猛暑の真っ只中に、爆発的に売れる商品があります。
それは──ランドセル。
「え?小学校の入学は春なのに?真夏にランドセルなんて売れるわけがない」と思った方、少なくないでしょう。
でもこれは実際に起きている現象なのです。
目次
種明かし
理由はこうです。
夏休みは、孫が祖父母の家に帰省する季節。家族がそろってお出かけできる貴重な時間です。
人気色や最新モデルは秋になると品切れになるため、「あるうちに買っておこう」という心理が働きます。
そして、「孫に買ってあげたい」という祖父母の想いが、購買を後押しします。
実際、大手ランドセルメーカーの売上データでも、7〜8月が年間販売のピークという事例が報告されています。
つまりランドセルは、入学直前ではなく、「家族がそろい、購買動機が最も高まる夏」にピークを迎えるのです。
この不思議な現象には、売上を何倍にもする“商売の秘密”が隠れています。
それは──商品は“使う時期”ではなく、“買う動機が最も強くなる瞬間”に売れるということ。
同じような現象は、実はたくさんある
ランドセルだけではありません。
同じように「え?この季節に?」と意外に思うけれど、理由を知れば納得する事例は、世の中にたくさんあります。
いくつか見てみましょう。
1. 正露丸 – 真夏に薬箱の王様に
大幸薬品の調査によると、平均気温が1℃上がるごとに売上が約3.5〜5%増加。
冷たい飲み物やかき氷、そして冷房の効きすぎで胃腸を壊す人が急増し、真夏こそ正露丸の需要がピークになります。
2. 知覚過敏用歯磨き粉 – アイスの陰の売れ筋
猛暑でアイスや冷飲料を楽しむほど、歯が「キーン」としみる人が増加。
国内の大手メーカーでは、7〜8月に知覚過敏ケア商品の売上が冬季より1.3倍になる傾向があるといいます。
3. 防寒肌着 – 猛暑にヒートテック?
ある大手衣料チェーンによると、夏の冷房対策インナーの売上は年々増加。
炎天下から室内に入れば極寒の冷房──真夏でも長袖インナーや薄手の防寒肌着が売れる理由です。
4. 野菜ジュース – 猛暑でサラダ離れ
農林水産省の統計では、夏場のレタスやトマトは価格高騰率が年間最大。
その結果、スーパーの野菜ジュース売上は真夏に1.2〜1.5倍へ跳ね上がります。
5. ぬか漬け – 夏バテ食欲不振の特効薬
発酵食品市場の調査では、漬物類の販売は7〜8月に10〜15%伸びる傾向。
重い料理は避け、さっぱり食べられるぬか漬けが食卓に戻ってきます。
6. 宅トレグッズ – 炎天下よりリビングで筋トレ
大手通販サイトのデータによれば、ヨガマットやエクササイズバンドは真夏に注文数が20%以上増加。
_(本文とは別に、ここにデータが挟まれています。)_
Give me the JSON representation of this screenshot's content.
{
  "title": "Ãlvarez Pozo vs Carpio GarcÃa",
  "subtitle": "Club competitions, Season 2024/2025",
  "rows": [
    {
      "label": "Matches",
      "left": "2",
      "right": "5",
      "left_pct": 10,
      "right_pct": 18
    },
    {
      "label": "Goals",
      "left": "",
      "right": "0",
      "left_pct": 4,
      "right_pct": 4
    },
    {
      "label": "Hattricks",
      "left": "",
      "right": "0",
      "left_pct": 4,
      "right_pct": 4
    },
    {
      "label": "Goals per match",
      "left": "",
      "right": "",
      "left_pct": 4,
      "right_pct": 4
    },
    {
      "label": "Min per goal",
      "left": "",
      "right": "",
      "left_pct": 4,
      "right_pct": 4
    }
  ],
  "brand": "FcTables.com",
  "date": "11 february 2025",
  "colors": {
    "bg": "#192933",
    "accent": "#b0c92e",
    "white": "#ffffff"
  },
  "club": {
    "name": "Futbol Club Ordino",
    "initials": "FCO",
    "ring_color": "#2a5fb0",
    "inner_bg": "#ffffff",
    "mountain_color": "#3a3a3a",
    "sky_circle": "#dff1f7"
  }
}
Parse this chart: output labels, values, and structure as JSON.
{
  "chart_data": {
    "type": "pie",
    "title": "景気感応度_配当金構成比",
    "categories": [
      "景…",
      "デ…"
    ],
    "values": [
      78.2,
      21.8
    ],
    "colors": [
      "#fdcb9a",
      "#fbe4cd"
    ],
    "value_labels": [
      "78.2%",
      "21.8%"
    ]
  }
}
猛暑で外出やジョギングを避ける人が室内運動にシフトしている証拠です。
7. 加齢臭対策商品 – 気温上昇とともに売上も上昇
某ドラッグストアチェーンでは、男性向け消臭・ボディケア用品が7月〜8月にかけて冬の1.5倍売れるとのこと。
汗と皮脂分泌が増える夏は、ニオイ対策の需要が直撃します。
8. 冷感詐欺商品 – 冷たくないのに売れる
「冷感素材」「ひんやり」という表示や見た目だけで購買される商品も多く、マーケティング調査では実測でほとんど温度差がない商品が売上上位に入るケースが確認されています。
9. 虫よけ線香 – 夏イベントの縁の下の力持ち
花火大会、キャンプ、盆行事で屋外時間が増える7〜8月は、蚊取り・虫よけ商品の売上が年間最大になります。
10. 冷却シート – 夏風邪や熱中症の頼れる相棒
医薬品メーカーの出荷データでは、冷却シートは夏に出荷量が冬の約1.4倍に。
高温多湿で体調を崩したときの必需品です。
さて、どう思われたでしょう?
ランドセルも正露丸も、防寒肌着も──どれも一見「夏とは関係ない」ように見えます。
しかし、売れるのは使用時期ではなく、人の行動と心理が最も盛り上がるタイミングです。
世の中には、まだまだこんな事例が無数にあります。
そして、その中には、まだ誰も気づいていない商機も眠っています。
あなたもちょっと頭をひねってみてください。
すぐ目の前に、そんな商品がころがっているかもしれません。
そしてあなたならではの「これだ!」が、見つかるかもしれません。
こうした“意外な売れ時”を見つけることこそ、商売の醍醐味であり面白さではないでしょうか。